375. Weather, Climate and Climate Change (Amador)
The primary objective of this course is to study our atmosphere by understanding its composition and the processes responsible for the observed daily fluctuations in weather (e.g., warm and cold fronts, severe weather), along with the multi-decadal controls on climate, including climate change. No prerequisites; juniors, & seniors only.
380. Contemporary American Landscape Problems (Staff)
Examination and analysis of processes and mechanisms leading to the recent and current changes in the spatial and historical organization of natural, regional, and local cultural landscapes of the U.S. Emphasis is on current land use and development problems facing America, especially in urban areas. Several field trips are taken. Students develop mapping, observational, and analytic techniques in the field. Students complete several short research papers and a term project. Course is required of all geography majors. Prerequisite: minimum of three upper-level courses in geography or instructor consent.
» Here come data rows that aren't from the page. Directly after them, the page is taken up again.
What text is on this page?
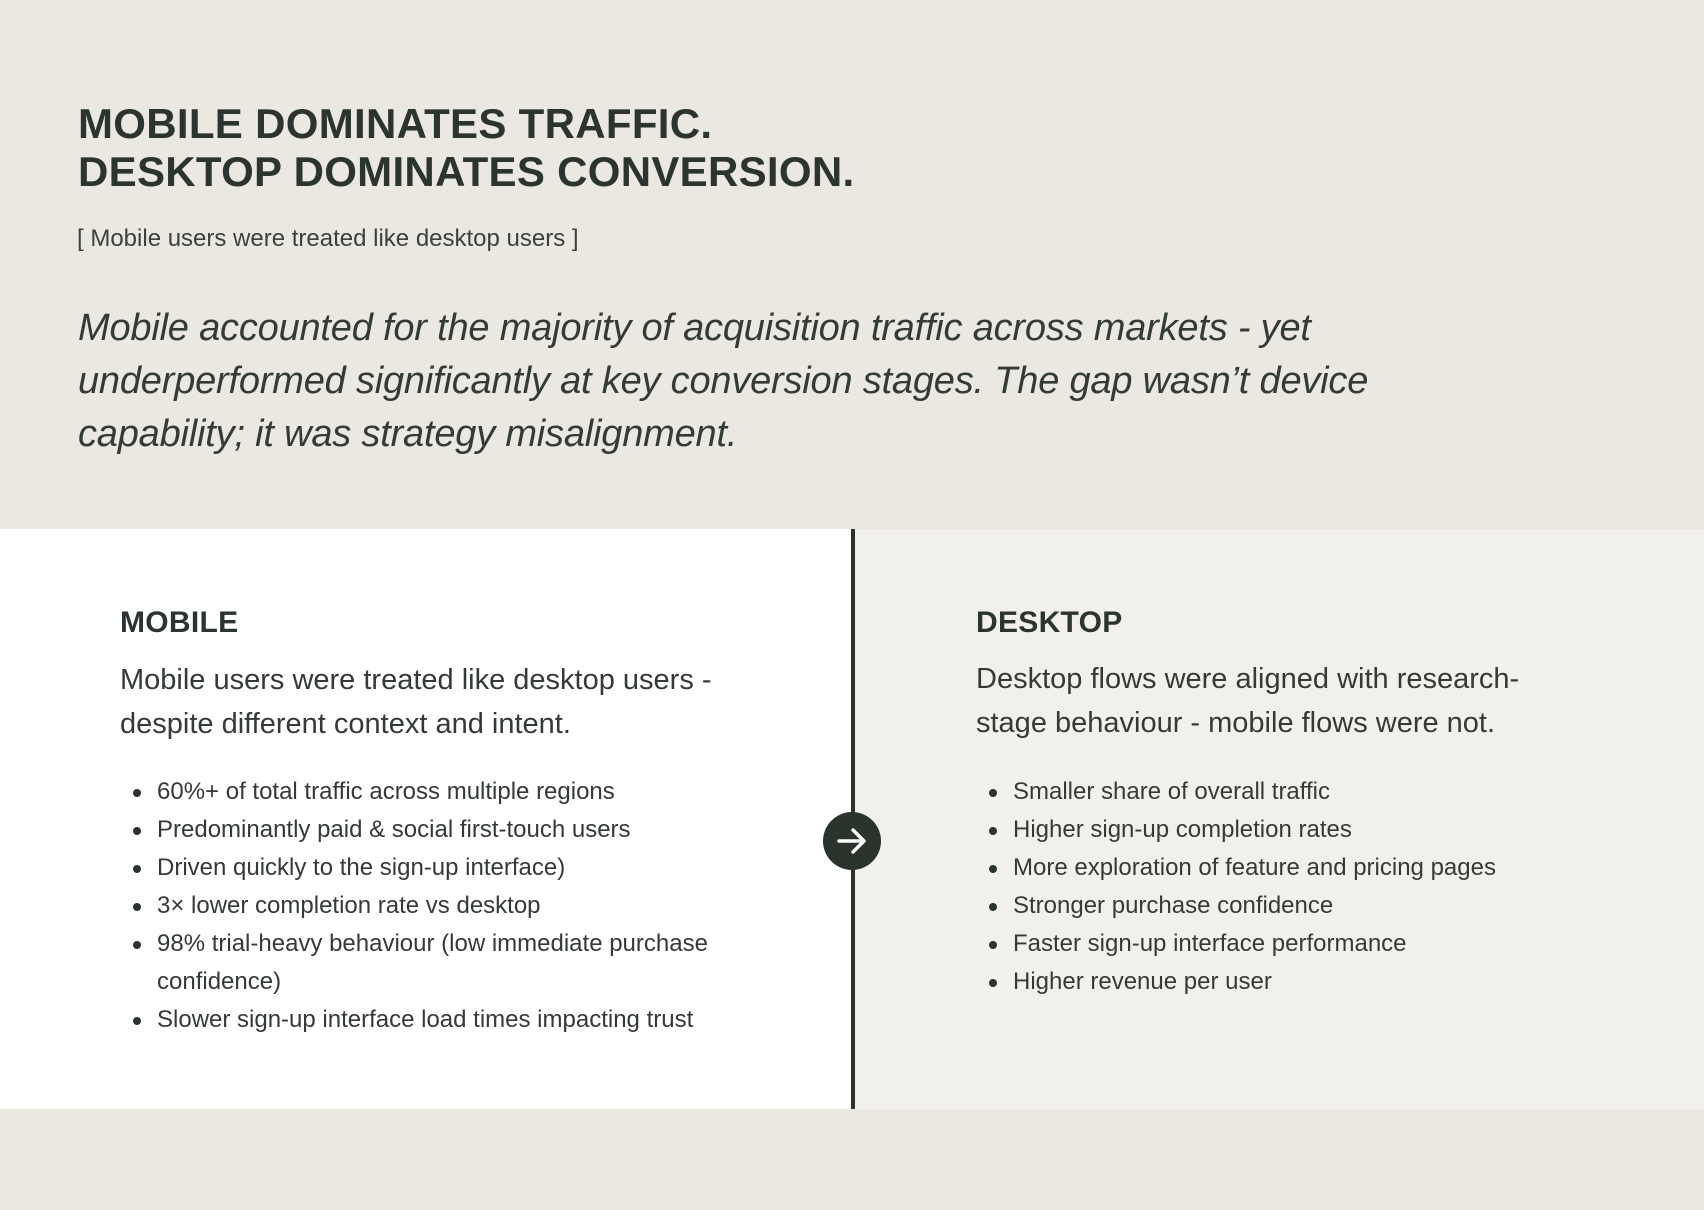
MOBILE DOMINATES TRAFFIC.
DESKTOP DOMINATES CONVERSION.

[ Mobile users were treated like desktop users ]

Mobile accounted for the majority of acquisition traffic across markets - yet underperformed significantly at key conversion stages. The gap wasn’t device capability; it was strategy misalignment.

MOBILE

Mobile users were treated like desktop users - despite different context and intent.

60%+ of total traffic across multiple regions
Predominantly paid & social first-touch users
Driven quickly to the sign-up interface)
3× lower completion rate vs desktop
98% trial-heavy behaviour (low immediate purchase confidence)
Slower sign-up interface load times impacting trust
DESKTOP

Desktop flows were aligned with research-stage behaviour - mobile flows were not.

Smaller share of overall traffic
Higher sign-up completion rates
More exploration of feature and pricing pages
Stronger purchase confidence
Faster sign-up interface performance
Higher revenue per user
400.1. The Role of the City in the History of Western Civilization (Staff)
An examination of the role of cities on shaping, guiding, and influencing the course of Western civilization. Urbanization has been a central aspect of the history of Western civilization since its beginnings more than 10,000 years ago, and cities for the most part have served as both the control points in which Western civilization was shaped and the control points from which Western civilization was diffused. Cities are Western civilization’s largest cultural artifact. The purpose of this course is twofold: 1) to understand the evolution of the role and purpose of cities in Western society; and 2) to understand the processes used by Western civilization to create and transform the physical fabric/structure - the morphology - of those cities. Prerequisite: honors course open to honors students only.
490. Independent Study (Staff)
Faculty supervised investigation of original research problem, including literature search, research, and final completed project (paper or documentation of project). Prerequisite: consent of instructor prior to registration.
491. Directed Readings (Staff)
Faculty supervised readings on focused geographic subject. Prerequisite: consent of instructor prior to registration.
495. Apprenticeship (Staff)
Description. Prerequisite: consent of instructor prior to registration.
499. Seminar in Geography (Staff)
A seminar course focused on a selected topic from cultural geography, physical geography, environmental geography, or mapping and Geographic Information Systems. The course is taught when there is sufficient faculty and student interest in a topic not covered in depth in any other Geography or Ohio Wesleyan course. Spring 2015: Campus Sustainability Plan.